Au soir du vendredi 4 août 2017, lorsque seront publiés à Kigali les résultats de l’élection présidentielle, les commentateurs ne risqueront guère de s’emmêler dans leurs fiches. Sauf événement extraordinaire d’ici là, leur seul travail sera de comparer le pourcentage avec lequel Paul Kagame aura été réélu, par rapport aux précédents scrutins. 95 % en 2003, 93 % en 2010 et quelques miettes concédées à une petite poignée de concurrents.
Ces derniers étaient deux lors de la première élection de Kagame, trois lors de la deuxième, et ils sont encore trois à s’être déclarés à ce jour pour le septennat à venir. Frank Habineza, leader du Parti démocratique vert (unique formation d’opposition autorisée depuis quatre ans) et dissident du parti au pouvoir, est le seul à pouvoir espérer atteindre 5 % des voix.
De retour début février d’un long exil en Afrique centrale puis en région parisienne, l’ex-journaliste Philippe Mpayimana est un inconnu qui a mis les rieurs de son côté en débarquant à sa première conférence de presse juché sur un moto-taxi – faute de moyens.

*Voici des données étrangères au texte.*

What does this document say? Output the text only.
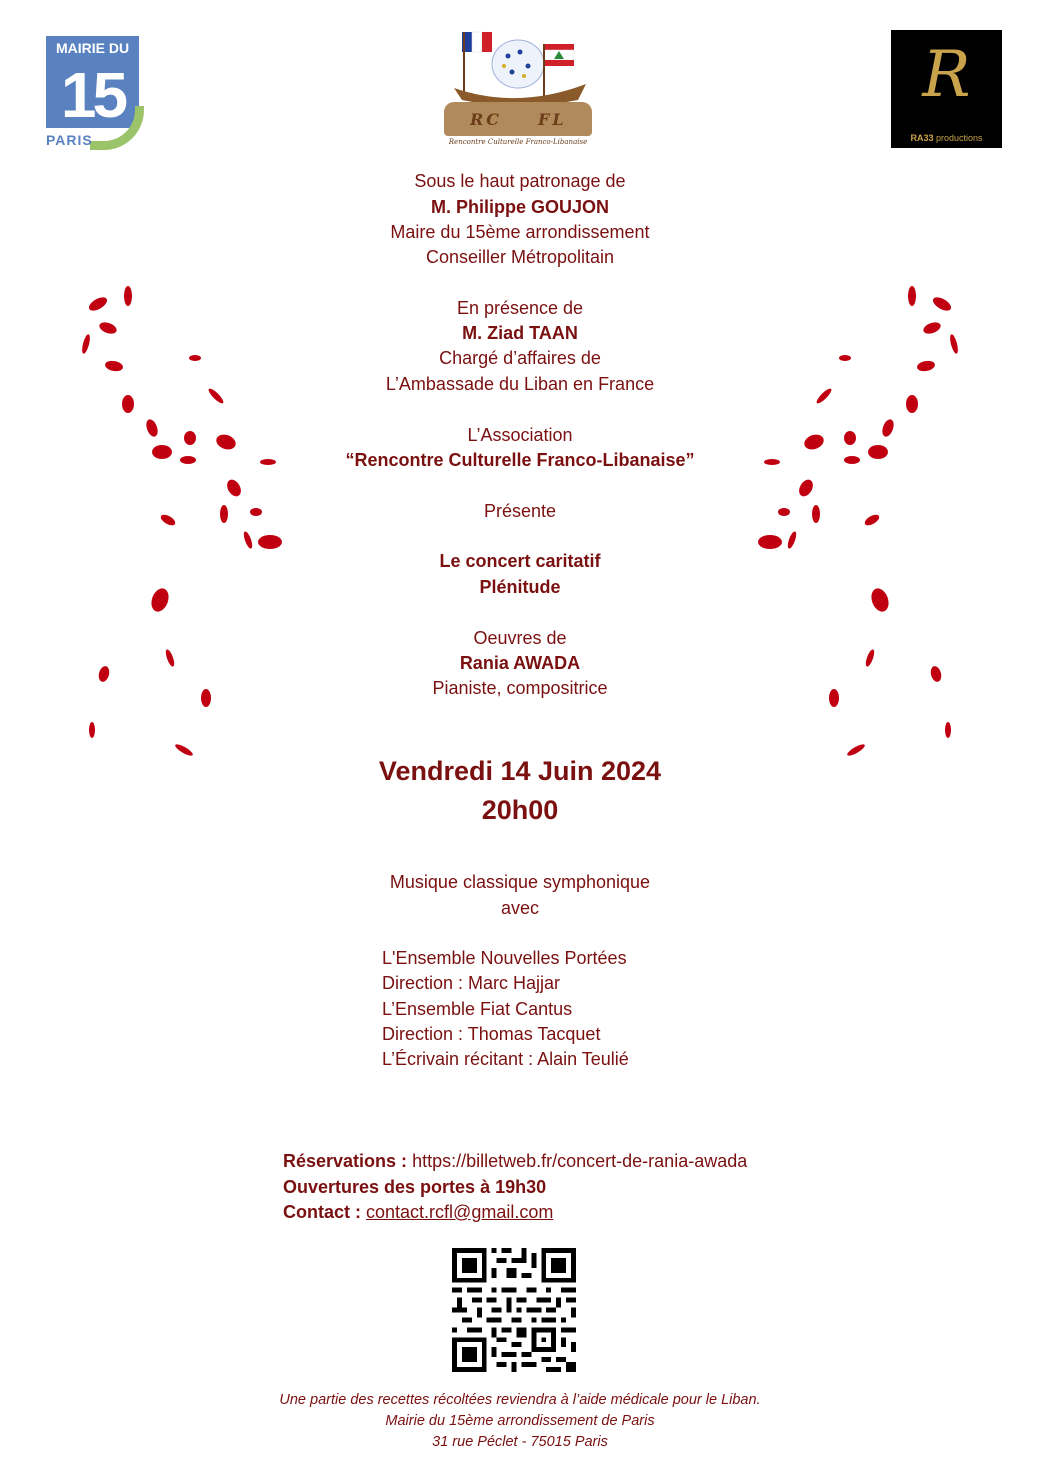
MAIRIE DU
15
PARIS
RC FL
Rencontre Culturelle Franco-Libanaise
R
RA33 productions
Sous le haut patronage de
M. Philippe GOUJON
Maire du 15ème arrondissement
Conseiller Métropolitain
En présence de
M. Ziad TAAN
Chargé d’affaires de
L’Ambassade du Liban en France
L’Association
“Rencontre Culturelle Franco-Libanaise”
Présente
Le concert caritatif
Plénitude
Oeuvres de
Rania AWADA
Pianiste, compositrice
Vendredi 14 Juin 2024
20h00
Musique classique symphonique
avec
L'Ensemble Nouvelles Portées
Direction : Marc Hajjar
L’Ensemble Fiat Cantus
Direction : Thomas Tacquet
L’Écrivain récitant : Alain Teulié
Réservations : https://billetweb.fr/concert-de-rania-awada
Ouvertures des portes à 19h30
Contact : contact.rcfl@gmail.com
Une partie des recettes récoltées reviendra à l’aide médicale pour le Liban.
Mairie du 15ème arrondissement de Paris
31 rue Péclet - 75015 Paris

Quant à Diane Rwigara, fille d’un homme d’affaires autrefois proche du pouvoir et disparu en 2015 dans des circonstances controversées, elle a vu son intimité scandaleusement exposée sur les réseaux sociaux dès le lendemain de sa déclaration de candidature – ce qui, dans un pays aussi prude que celui-là, équivaut à un coup mortel, dont on ne connaîtra sans doute jamais l’origine.
Le Rwanda, symbole d’une « Afrique qui marche »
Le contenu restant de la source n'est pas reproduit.